さらに、さまざまな検査のデータ、たとえば体温の「38℃」という数字ひとつとっても、その意味するところは、厳密には人によって違います。
そうした、一人ひとりの状況に思いを巡らせることができてはじめて、本当に適切で、心の通った医療を提供できるのだと思っています。
そして、なにごとも、患者さまに「理解と納得」をしていただくよう配慮し、診察の際は、患者さまの立場に立って、できるだけ分かりやすい言葉で説明させていただくよう努めています。
「声かけ」を積極的に
当クリニックでは、心があたたまるような、優しい雰囲気を大切にしていきたいと思っています。そして、積極的に「声かけ」を行っています。
受付などで困っていそうな方がみえたら、こちらから「どうされました?」と声をかけるなど、できるだけ患者さまから聞かれる前に行動できるよう、スタッフ全員が心がけています。
もちろん、診察や治療の確かさがいちばん大切なのですが、スタッフ全員でつくる、クリニックの雰囲気も重視しています。クリニックを訪れる方は、どこかに不調を抱えているわけですので、不安を感じていらっしゃいます。その「不安」を、できるかぎり「安心」に変えていければと思っています。
クリニックの「気軽さ」と、最新の「設備」
当クリニックでは、上部消化管内視鏡(経鼻も可能)、超音波、CT(関連施設で実施)など、最新の設備を持っています。しばらくすれば、1時間くらいで血液検査の結果が分かるようなシステムも完成する予定です。
クリニックの「気軽さ」に、大病院なみの「設備」を加え、最新の医療と安心感を同時にご提供できれば、患者さまにとっても、いちばん理想的な環境ではないかと思っています。
主治医として、継続的にお付き合いしていきたい
私はこのクリニックに来る以前は、「新宮市立医療センター」で、19年間、おもに病状の重い患者さんを中心に診療してきました。

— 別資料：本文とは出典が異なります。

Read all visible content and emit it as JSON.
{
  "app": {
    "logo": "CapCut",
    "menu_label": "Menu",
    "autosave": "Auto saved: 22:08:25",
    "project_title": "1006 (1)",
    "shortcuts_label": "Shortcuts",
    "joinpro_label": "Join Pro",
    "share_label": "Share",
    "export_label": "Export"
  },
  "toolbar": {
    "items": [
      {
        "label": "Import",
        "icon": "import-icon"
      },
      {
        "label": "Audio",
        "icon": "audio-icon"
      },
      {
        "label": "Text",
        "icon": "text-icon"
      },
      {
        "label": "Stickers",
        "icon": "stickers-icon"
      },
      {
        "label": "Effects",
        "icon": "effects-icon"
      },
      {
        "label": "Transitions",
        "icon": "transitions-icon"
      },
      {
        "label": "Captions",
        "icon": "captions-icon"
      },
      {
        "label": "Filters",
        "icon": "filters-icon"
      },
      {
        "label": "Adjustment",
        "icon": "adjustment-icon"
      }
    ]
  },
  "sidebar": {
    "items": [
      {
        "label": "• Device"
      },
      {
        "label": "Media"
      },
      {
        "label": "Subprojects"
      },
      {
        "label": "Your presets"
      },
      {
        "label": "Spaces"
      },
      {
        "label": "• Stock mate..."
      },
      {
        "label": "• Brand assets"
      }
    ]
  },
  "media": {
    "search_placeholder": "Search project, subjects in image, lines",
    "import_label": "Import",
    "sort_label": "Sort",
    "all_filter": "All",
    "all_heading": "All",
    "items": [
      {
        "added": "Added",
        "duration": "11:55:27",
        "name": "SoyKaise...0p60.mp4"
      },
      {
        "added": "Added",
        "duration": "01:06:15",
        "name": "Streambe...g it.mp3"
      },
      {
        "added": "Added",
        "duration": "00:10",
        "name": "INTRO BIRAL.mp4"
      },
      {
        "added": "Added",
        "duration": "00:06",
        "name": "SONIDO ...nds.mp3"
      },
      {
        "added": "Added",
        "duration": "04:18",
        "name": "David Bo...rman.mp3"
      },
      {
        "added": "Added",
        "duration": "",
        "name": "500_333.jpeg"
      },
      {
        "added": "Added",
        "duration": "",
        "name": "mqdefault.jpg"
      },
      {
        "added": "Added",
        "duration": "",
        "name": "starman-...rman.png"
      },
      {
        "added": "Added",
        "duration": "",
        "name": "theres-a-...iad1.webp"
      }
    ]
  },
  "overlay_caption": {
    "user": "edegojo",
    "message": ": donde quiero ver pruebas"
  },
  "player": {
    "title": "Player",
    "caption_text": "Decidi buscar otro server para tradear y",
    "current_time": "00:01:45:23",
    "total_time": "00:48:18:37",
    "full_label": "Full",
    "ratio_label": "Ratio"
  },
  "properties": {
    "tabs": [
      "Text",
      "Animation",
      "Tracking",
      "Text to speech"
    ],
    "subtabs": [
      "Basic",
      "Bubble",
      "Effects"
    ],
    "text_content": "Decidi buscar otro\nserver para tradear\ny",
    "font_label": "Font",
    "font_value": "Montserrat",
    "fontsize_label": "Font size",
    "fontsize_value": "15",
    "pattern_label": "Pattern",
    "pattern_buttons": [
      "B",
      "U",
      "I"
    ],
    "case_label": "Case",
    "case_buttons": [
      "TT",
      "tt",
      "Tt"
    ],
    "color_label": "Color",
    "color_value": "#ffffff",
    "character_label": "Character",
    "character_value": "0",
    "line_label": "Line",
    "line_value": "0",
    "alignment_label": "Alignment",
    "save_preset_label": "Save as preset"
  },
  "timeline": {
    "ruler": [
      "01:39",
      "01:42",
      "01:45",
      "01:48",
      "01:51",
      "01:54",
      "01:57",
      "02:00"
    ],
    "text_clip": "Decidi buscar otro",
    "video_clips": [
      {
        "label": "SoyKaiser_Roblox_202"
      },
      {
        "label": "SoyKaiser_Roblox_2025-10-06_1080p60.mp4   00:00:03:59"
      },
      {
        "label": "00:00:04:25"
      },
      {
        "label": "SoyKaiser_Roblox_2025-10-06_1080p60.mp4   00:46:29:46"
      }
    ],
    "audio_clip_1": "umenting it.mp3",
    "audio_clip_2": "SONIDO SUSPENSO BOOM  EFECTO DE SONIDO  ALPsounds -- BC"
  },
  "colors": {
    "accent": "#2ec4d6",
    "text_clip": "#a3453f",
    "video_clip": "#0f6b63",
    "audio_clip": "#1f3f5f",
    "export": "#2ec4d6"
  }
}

内科疾患全般を診ますが、そのなかでも特に、血液の病気やリウマチなどの膠原病を専門としていました。
消化器などの場合とは違い、血液には外科的な治療法がありません。最後まで内科的に治療していかなくてはいけませんので、とても難しい分野です。特に、白血病などの難病と長期間向き合っていくには、医師の側にも大変なエネルギーが必要です。しかし、ひとりの患者さまを、ずっと継続して診療させていただけたという経験は、医師として大きな「財産」となっています。
その財産を活かし、これからもできるかぎり一人ひとりを継続的に診ていく主治医という立場で、患者さまと信頼関係を築いていければと思っています。

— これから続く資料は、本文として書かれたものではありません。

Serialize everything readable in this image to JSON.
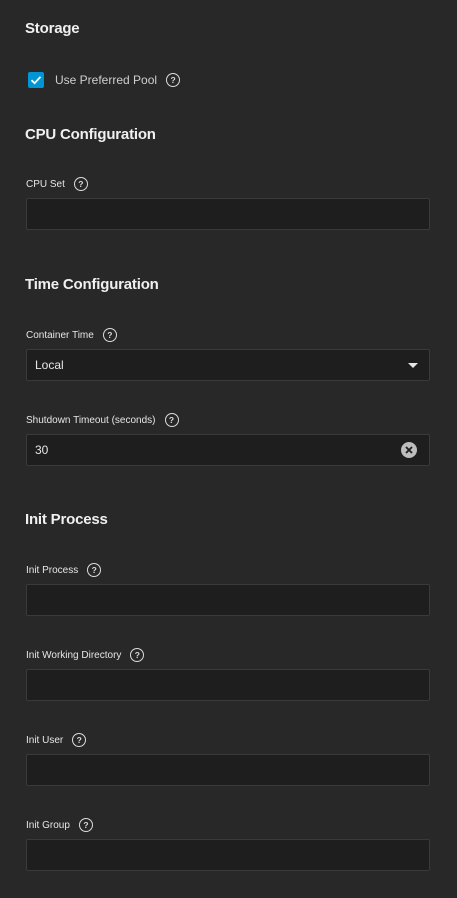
{
  "storage": {
    "title": "Storage",
    "use_preferred_pool": {
      "label": "Use Preferred Pool",
      "checked": true
    }
  },
  "cpu": {
    "title": "CPU Configuration",
    "cpu_set": {
      "label": "CPU Set",
      "value": ""
    }
  },
  "time": {
    "title": "Time Configuration",
    "container_time": {
      "label": "Container Time",
      "value": "Local"
    },
    "shutdown_timeout": {
      "label": "Shutdown Timeout (seconds)",
      "value": "30"
    }
  },
  "init": {
    "title": "Init Process",
    "process": {
      "label": "Init Process",
      "value": ""
    },
    "working_directory": {
      "label": "Init Working Directory",
      "value": ""
    },
    "user": {
      "label": "Init User",
      "value": ""
    },
    "group": {
      "label": "Init Group",
      "value": ""
    }
  },
  "icons": {
    "help": "?",
    "checkmark": "check-icon",
    "dropdown": "caret-down-icon",
    "clear": "close-circle-icon"
  },
  "colors": {
    "background": "#282828",
    "input_bg": "#1e1e1e",
    "accent": "#0095d5"
  }
}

さらに当クリニックでは、内科と心療内科・精神科との連携がしっかりとはかられていますので、もしも「うつ」などがある場合でも、スムーズに体と心の両面から、適切なケアを受けることができます。これも、当クリニックの大きな特長のひとつと言えるでしょう。
垣根のない医師を目指したい
伊良部一郎という変わった医師が主人公の、「イン・ザ・プール」(奥田英朗著)という小説があります。最初は誰もが「なんていい加減な医者だ!」と思うんですが、いつのまにか伊良部先生の魅力に引き込まれて、気がつけば病気も治っているという、ユニークな医師の話です。
 伊良部先生のような医師はありえないですし、いい加減ではいけません。ですが、私も、患者さまが気を遣わず、いつのまにか言いたいことをなんでもおっしゃっていただけるような、気さくで垣根のない医師を目指したいと思っています。